To my left is a long glide to a unknown dirt road. Many miles from the road that my chase is on. I don't know if I can direct my driver to this road to pick me up. It is just too much for me to try to land out in the heat down below. The sweat from launch had soaked into my tee shirt and jeans. Underneath my coat and harness, I had become cold and clammy, it was near the freezing point at my altitude of fifteen thousand feet.

The cloud is massive and seemingly impenetratable. I could only imagine what it would be like to be sucked into the ink, not knowing up or down, left, right, any direction, only the darkness of the cloud that has enveloped you creating a very small room full of wind, again very surreal. The radio conversations between the three pilots was scaring me. Scaring me to the point of wanting to land. I am sure that I am somewhat hypoxic, and being nervous and in a hypoxic state, flying near a massive black cloud was not my idea of fun. It was then that I found out that I was truly wrong about just following those guys getting my long flight.

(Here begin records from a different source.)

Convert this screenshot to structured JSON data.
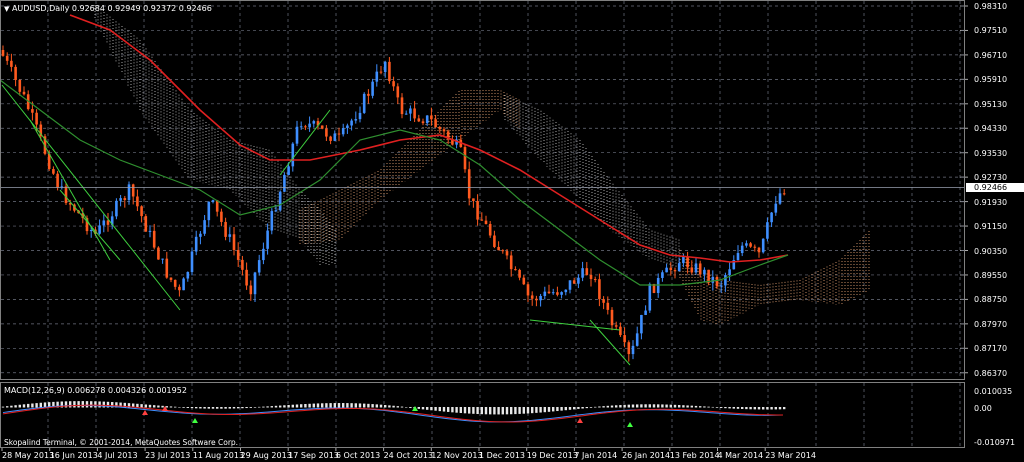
{
  "window": {
    "title": "AUDUSD,Daily",
    "ohlc": "0.92684 0.92949 0.92372 0.92466"
  },
  "price_axis": {
    "labels": [
      "0.98310",
      "0.97510",
      "0.96710",
      "0.95910",
      "0.95130",
      "0.94330",
      "0.93530",
      "0.92730",
      "0.91930",
      "0.91150",
      "0.90350",
      "0.89550",
      "0.88750",
      "0.87970",
      "0.87170",
      "0.86370"
    ],
    "current": "0.92466"
  },
  "macd": {
    "title": "MACD(12,26,9) 0.006278 0.004326 0.001952",
    "axis": [
      "0.010035",
      "0.00",
      "-0.010971"
    ]
  },
  "time_axis": {
    "labels": [
      "28 May 2013",
      "16 Jun 2013",
      "4 Jul 2013",
      "23 Jul 2013",
      "11 Aug 2013",
      "29 Aug 2013",
      "17 Sep 2013",
      "6 Oct 2013",
      "24 Oct 2013",
      "12 Nov 2013",
      "1 Dec 2013",
      "19 Dec 2013",
      "7 Jan 2014",
      "26 Jan 2014",
      "13 Feb 2014",
      "4 Mar 2014",
      "23 Mar 2014"
    ]
  },
  "footer": {
    "copyright": "Skopalind Terminal, © 2001-2014, MetaQuotes Software Corp."
  },
  "colors": {
    "background": "#000000",
    "grid": "#6e7280",
    "bull": "#3f8fff",
    "bear": "#ff5a1f",
    "ma_slow": "#e02020",
    "ma_fast": "#2f8f2f",
    "cloud_gray": "#c0c0c0",
    "cloud_orange": "#e3a070"
  }
}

I was now flying my own flight going as far as my own skill level allowed me to go. I must fly my own flight, this is my lesson today.

Off the end of the mountain chain the cloud did not exist. It needed the bump of the mountain to trigger the surface to let go of its blanket of sun warmed air. Flying away from the mountain cloud I began to sink slowly, then faster. Then the sound of my sink alarm started. The sink alarm was set by me in the comforts of my living room. I set it's trip point at seven hundred feet per minute down. Anything more than this and it stayed on. The sink alarm was now on and staying on. I sped up to zoom out of the sink that I was in.

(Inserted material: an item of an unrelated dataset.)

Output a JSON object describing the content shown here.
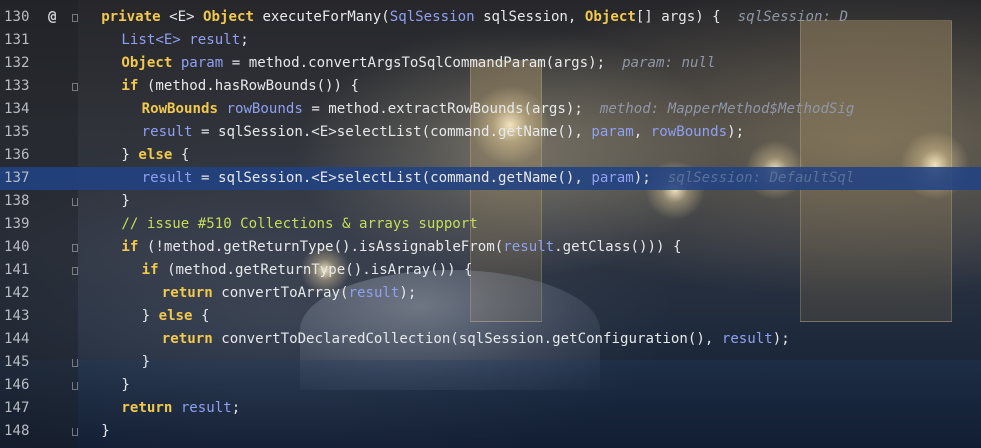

Down to about nine thousand feet now, only a few thousand over the flat Chino Valley Wash my driver had caught up with me during my sinking glide away from the mountain. I had switched channels on the radio so that I might be a bit more relaxed not listening to those three and their advanced flying tactics. My driver signaled that a dust devil was forming in the corral that was to the left. Yeah, I see it now, but I am about a mile away and sinking like a stone thrown in a pond.

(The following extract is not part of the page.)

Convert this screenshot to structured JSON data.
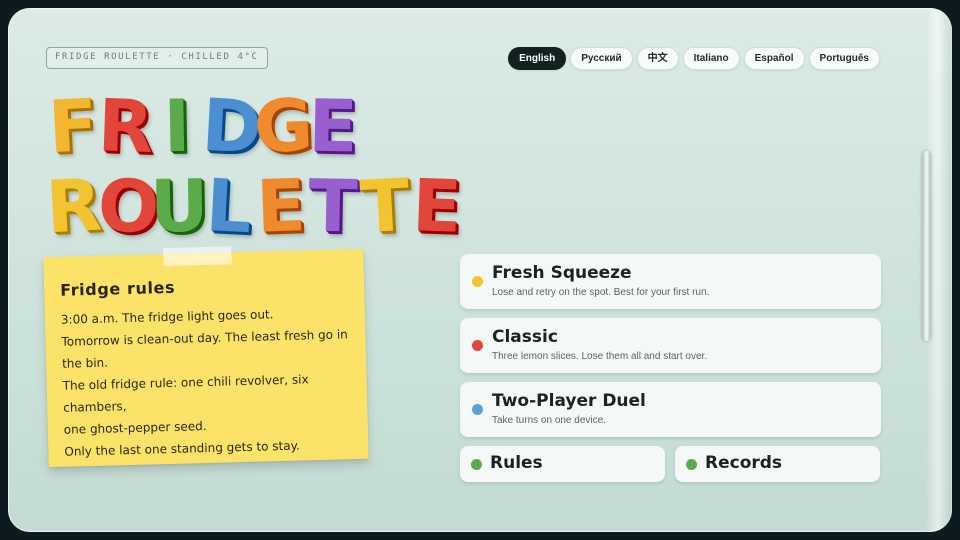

My thoughts are only of the ground. So I circle down in the sinking air away from the lift of the dust devil. This is a big mistake in a cross country pilots life and I am committing it in full consciousness, fully cognizant that I am about to blow out the flame of my flight. A smoke bomb is in my glove box, over the radio I ask my driver to throw it out. I watch like a hawk while the driver reaches in the truck through the open window and retrieves the smoke bomb. Pulling the pin and dropping it a few yards from the truck, I see that it is a very light westerly wind, completely against the wind at altitude.

Out come my feet from the aerodynamic harness, and down in ground effect bleed off speed, flare the wing. Silence. No radio, no vario, no whistling wind, I am safe again. The tension is gone, no more horror movie wind and cloud, no more strained voices of world class pilots. My flight is twenty five miles from launch. Another long flight for me I am thinking to myself, now that I fly my own flights.

I can't remember how far Jim, Hans and Bob flew that day. It doesn't matter to me. I no longer compare my performance to others. Maybe at twenty five miles my flight was actually farther. It is my mind that I want to make happy, today I am a soaring pilot with introspection, the number of miles does not matter to me. My safety is paramount to my success. If I fly as far as my mind will take me safely, then I have made a long flight. The numbers will come with my tenure.